Si c’était à refaire, René Lüchinger ne changerait qu’une chose dans cette succession de titres: "Je n’écrirais plus que les réfugiés inondent l’Europe. Aujourd’hui j’écrirais que les réfugiés prennent l’Europe d’assaut."Quelle que soit la formulation, on pouvait et on peut encore trouver des déclarations similaires – juste un peu plus retenues – dans divers médias, qu’ils soient populaires ou non. Ainsi que d’autres appels à l’aide aux réfugiés. Est-ce à dire que les médias suivent le vent?

"Je pense que l’ensemble des titres de presse, même les plus sérieux, le suivent d’une manière ou d’une autre", estime Michel Jeanneret. "Et c’est bien ainsi. Cela s’appelle prendre en considération l’intérêt des lecteurs. Ce qui est fondamental, c’est l’étape d’après, la qualité du traitement de l’info.

C’est là que réside l’acte journalistique. Je ne crois pas une seconde que les médias puissent faire souffler le vent, c’est leur prêter un pouvoir qu’ils n’ont pas. Mais ceux qui ne font que l’amplifier font simplement mal leur travail."

L’Institut de recherche publique et sociale de l’université de Zurich (fög) a étudié la qualité des informations liées au thème des réfugiés – il faut cependant préciser que les recherches portent sur une période précédant les événements actuels, entre 2011 et juin 2015. Edito+Klartext dispose des résultats de l’étude en exclusivité.

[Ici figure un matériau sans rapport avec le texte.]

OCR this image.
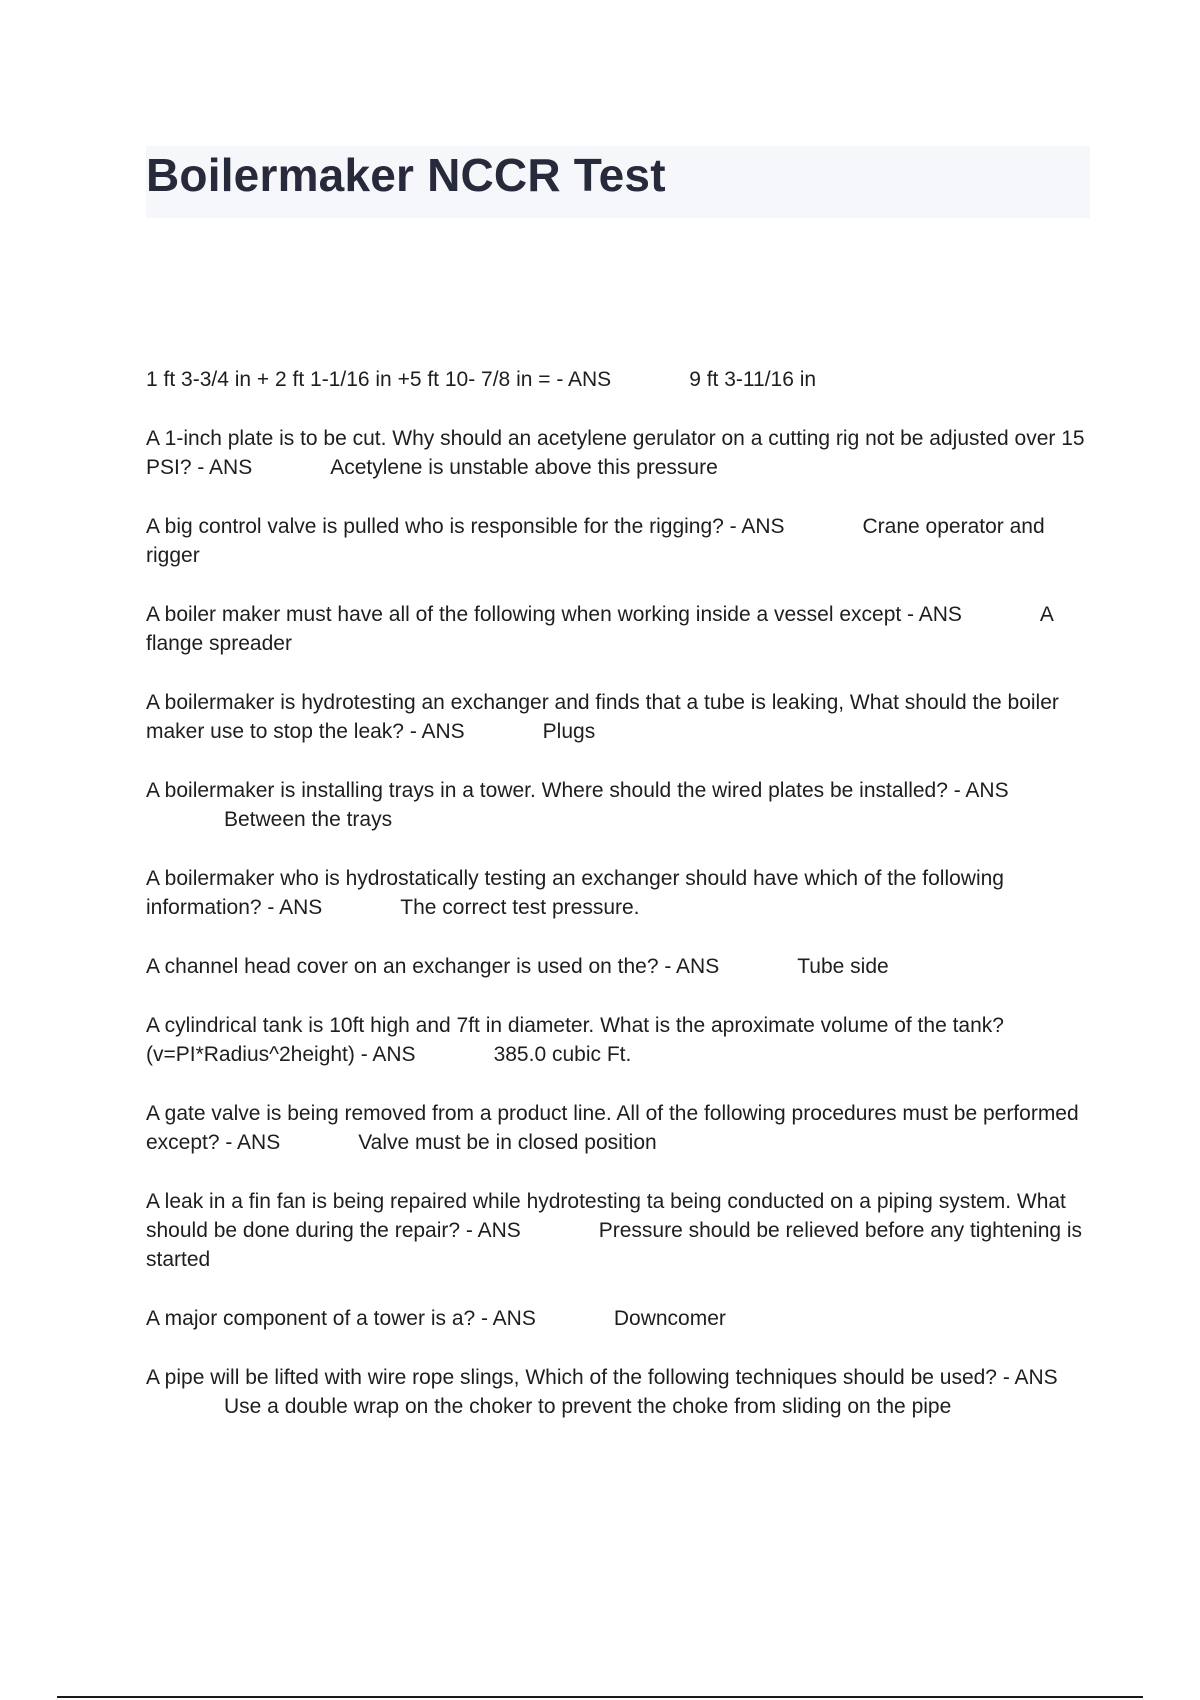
Boilermaker NCCR Test
1 ft 3-3/4 in + 2 ft 1-1/16 in +5 ft 10- 7/8 in = - ANS	9 ft 3-11/16 in
A 1-inch plate is to be cut. Why should an acetylene gerulator on a cutting rig not be adjusted over 15 PSI? - ANS	Acetylene is unstable above this pressure
A big control valve is pulled who is responsible for the rigging? - ANS	Crane operator and rigger
A boiler maker must have all of the following when working inside a vessel except - ANS	A flange spreader
A boilermaker is hydrotesting an exchanger and finds that a tube is leaking, What should the boiler maker use to stop the leak? - ANS	Plugs
A boilermaker is installing trays in a tower. Where should the wired plates be installed? - ANSBetween the trays
A boilermaker who is hydrostatically testing an exchanger should have which of the following information? - ANS	The correct test pressure.
A channel head cover on an exchanger is used on the? - ANS	Tube side
A cylindrical tank is 10ft high and 7ft in diameter. What is the aproximate volume of the tank? (v=PI*Radius^2height) - ANS	385.0 cubic Ft.
A gate valve is being removed from a product line. All of the following procedures must be performed except? - ANS	Valve must be in closed position
A leak in a fin fan is being repaired while hydrotesting ta being conducted on a piping system. What should be done during the repair? - ANS	Pressure should be relieved before any tightening is started
A major component of a tower is a? - ANS	Downcomer
A pipe will be lifted with wire rope slings, Which of the following techniques should be used? - ANSUse a double wrap on the choker to prevent the choke from sliding on the pipe
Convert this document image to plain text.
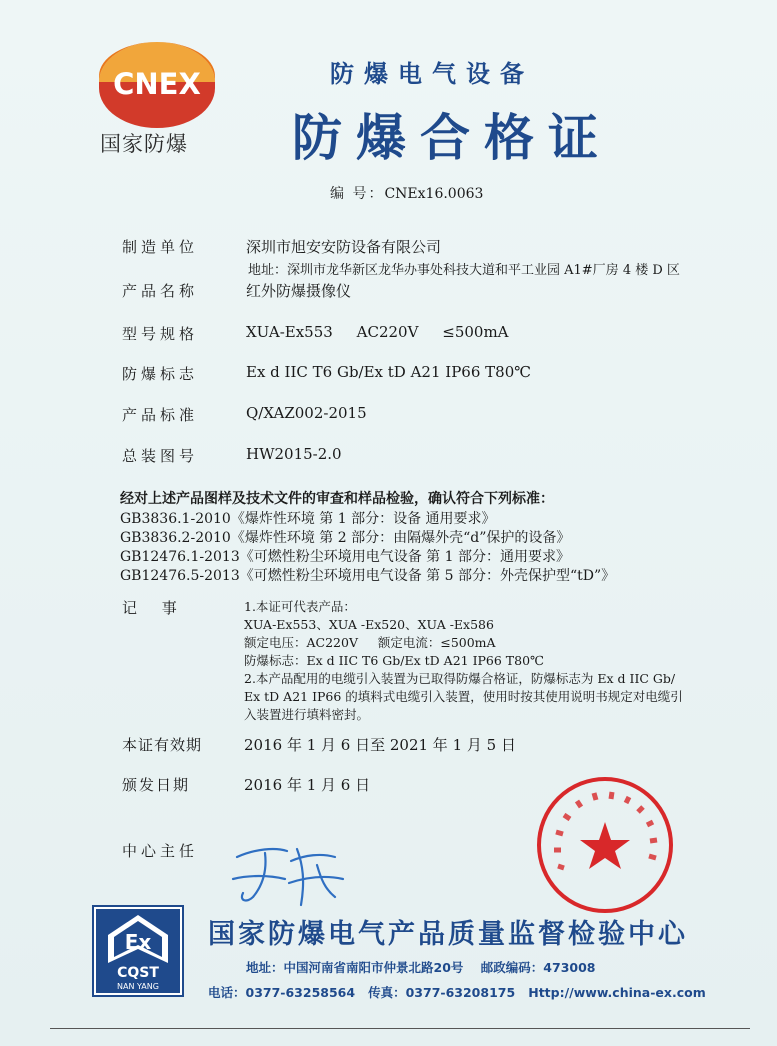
CNEX
国家防爆
防爆电气设备
防爆合格证
编 号：CNEx16.0063
制造单位	深圳市旭安安防设备有限公司
地址：深圳市龙华新区龙华办事处科技大道和平工业园 A1#厂房 4 楼 D 区
产品名称	红外防爆摄像仪
型号规格	XUA-Ex553     AC220V     ≤500mA
防爆标志	Ex d IIC T6 Gb/Ex tD A21 IP66 T80℃
产品标准	Q/XAZ002-2015
总装图号	HW2015-2.0
经对上述产品图样及技术文件的审查和样品检验，确认符合下列标准：
GB3836.1-2010《爆炸性环境 第 1 部分：设备 通用要求》
GB3836.2-2010《爆炸性环境 第 2 部分：由隔爆外壳“d”保护的设备》
GB12476.1-2013《可燃性粉尘环境用电气设备 第 1 部分：通用要求》
GB12476.5-2013《可燃性粉尘环境用电气设备 第 5 部分：外壳保护型“tD”》
记 事	1.本证可代表产品：
XUA-Ex553、XUA -Ex520、XUA -Ex586
额定电压：AC220V     额定电流：≤500mA
防爆标志：Ex d IIC T6 Gb/Ex tD A21 IP66 T80℃
2.本产品配用的电缆引入装置为已取得防爆合格证，防爆标志为 Ex d IIC Gb/
Ex tD A21 IP66 的填料式电缆引入装置，使用时按其使用说明书规定对电缆引
入装置进行填料密封。
本证有效期	2016 年 1 月 6 日至 2021 年 1 月 5 日
颁发日期	2016 年 1 月 6 日
中心主任
Ex
CQST
NAN YANG
国家防爆电气产品质量监督检验中心
地址：中国河南省南阳市仲景北路20号    邮政编码：473008
电话：0377-63258564   传真：0377-63208175   Http://www.china-ex.com
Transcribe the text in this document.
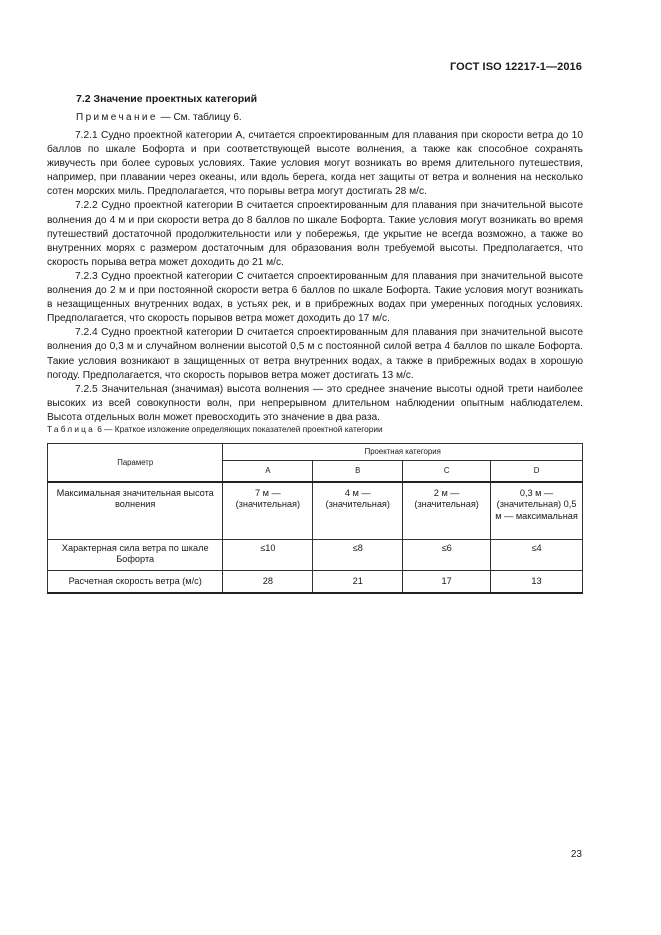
ГОСТ ISO 12217-1—2016
7.2 Значение проектных категорий
Примечание — См. таблицу 6.

7.2.1 Судно проектной категории А, считается спроектированным для плавания при скорости ветра до 10 баллов по шкале Бофорта и при соответствующей высоте волнения, а также как способное сохранять живучесть при более суровых условиях. Такие условия могут возникать во время длительного путешествия, например, при плавании через океаны, или вдоль берега, когда нет защиты от ветра и волнения на несколько сотен морских миль. Предполагается, что порывы ветра могут достигать 28 м/с.

7.2.2 Судно проектной категории В считается спроектированным для плавания при значительной высоте волнения до 4 м и при скорости ветра до 8 баллов по шкале Бофорта. Такие условия могут возникать во время путешествий достаточной продолжительности или у побережья, где укрытие не всегда возможно, а также во внутренних морях с размером достаточным для образования волн требуемой высоты. Предполагается, что скорость порыва ветра может доходить до 21 м/с.

7.2.3 Судно проектной категории С считается спроектированным для плавания при значительной высоте волнения до 2 м и при постоянной скорости ветра 6 баллов по шкале Бофорта. Такие условия могут возникать в незащищенных внутренних водах, в устьях рек, и в прибрежных водах при умеренных погодных условиях. Предполагается, что скорость порывов ветра может доходить до 17 м/с.

7.2.4 Судно проектной категории D считается спроектированным для плавания при значительной высоте волнения до 0,3 м и случайном волнении высотой 0,5 м с постоянной силой ветра 4 баллов по шкале Бофорта. Такие условия возникают в защищенных от ветра внутренних водах, а также в прибрежных водах в хорошую погоду. Предполагается, что скорость порывов ветра может достигать 13 м/с.

7.2.5 Значительная (значимая) высота волнения — это среднее значение высоты одной трети наиболее высоких из всей совокупности волн, при непрерывном длительном наблюдении опытным наблюдателем. Высота отдельных волн может превосходить это значение в два раза.

Таблица 6 — Краткое изложение определяющих показателей проектной категории
Параметр	Проектная категория			
	A	B	C	D
Максимальная значительная высота волнения	7 м — (значительная)	4 м — (значительная)	2 м — (значительная)	0,3 м — (значительная) 0,5 м — максимальная
Характерная сила ветра по шкале Бофорта	≤10	≤8	≤6	≤4
Расчетная скорость ветра (м/с)	28	21	17	13
23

Tout d’abord la densité des informations – le nombre d’articles parus – sur la thématique des réfugiés dans deux types de journaux: presse populaire et gratuite d’un côté (Blick, Le Matin, 20 Minuten), presse dite "d’abonnement" de l’autre (NZZ, Tages-Anzeiger, Le Temps). La presse gratuite et populaire traite beaucoup moins la question des réfugiés que la presse d’abonnement.

Et ce qui est intéressant, c’est que la fréquence des publications sur les réfugiés a peu de rapport avec l’intensité du traitement de la politique d’asile suisse. Entre avril 2011 et mars 2013, l’asile en Suisse a été beaucoup plus traité que l’arrivée des réfugiés.

Le traitement du thème des réfugiés a toujours été plus intensif lorsque surviennent des événements comme des naufrages de bateaux causant de nombreux morts en Méditerranée. Entre ces événements graves, leur existence médiatique dépend des titres. Le "Blick" est ainsi resté le plus en retrait. Si "20 Minuten" a traité le sujet plus souvent que le "Blick", l’étude précise qu’il s’est agi en première ligne de "brefs communiqués d’agences de presse sur d’autres accidents en mer".

En revanche, le "Tages-Anzeiger" et surtout la NZZ ont traité le sujet dans la durée et en profondeur. L’étude conclut que ces deux journaux ont amené une vision plus objective et des informations de fond, alors que "20 Minuten" s’est contenté de communiqués d’agences, tandis que "Blick" a livré une information sélective, mais quand il l’a fait c’était généralement complet et en relation avec la Suisse.

Depuis la fin de la période prise en compte dans l’étude, les conditions ont totalement changé, estime le directeur de l’institut fög, Mario Schranz. "Les comptes rendus se focalisent différemment: les réfugiés en Méditerranée sont passés à l’arrière-plan, ce sont les réfugiés dans les pays de l’Est et les questions politiques qu’ils posent qui sont au premier plan." Il constate une "intensification extrême" des informations tant dans le "Blick" que dans "20 Minuten".

Et la nature des informations publiées par le quotidien alémanique de boulevard, selon lui, a considérablement changé: "Normalement, la question des réfugiés est traité sous l’angle des problèmes qu’elle pose, alors que maintenant, elle est bien davantage traité sous forme de destins. On peut parler d’un retournement de situation momentané. Mais dans la presse de boulevard, le jugement moral peut vite changer."

* L’ensemble des dons a été versé à la Chaîne du Bonheur.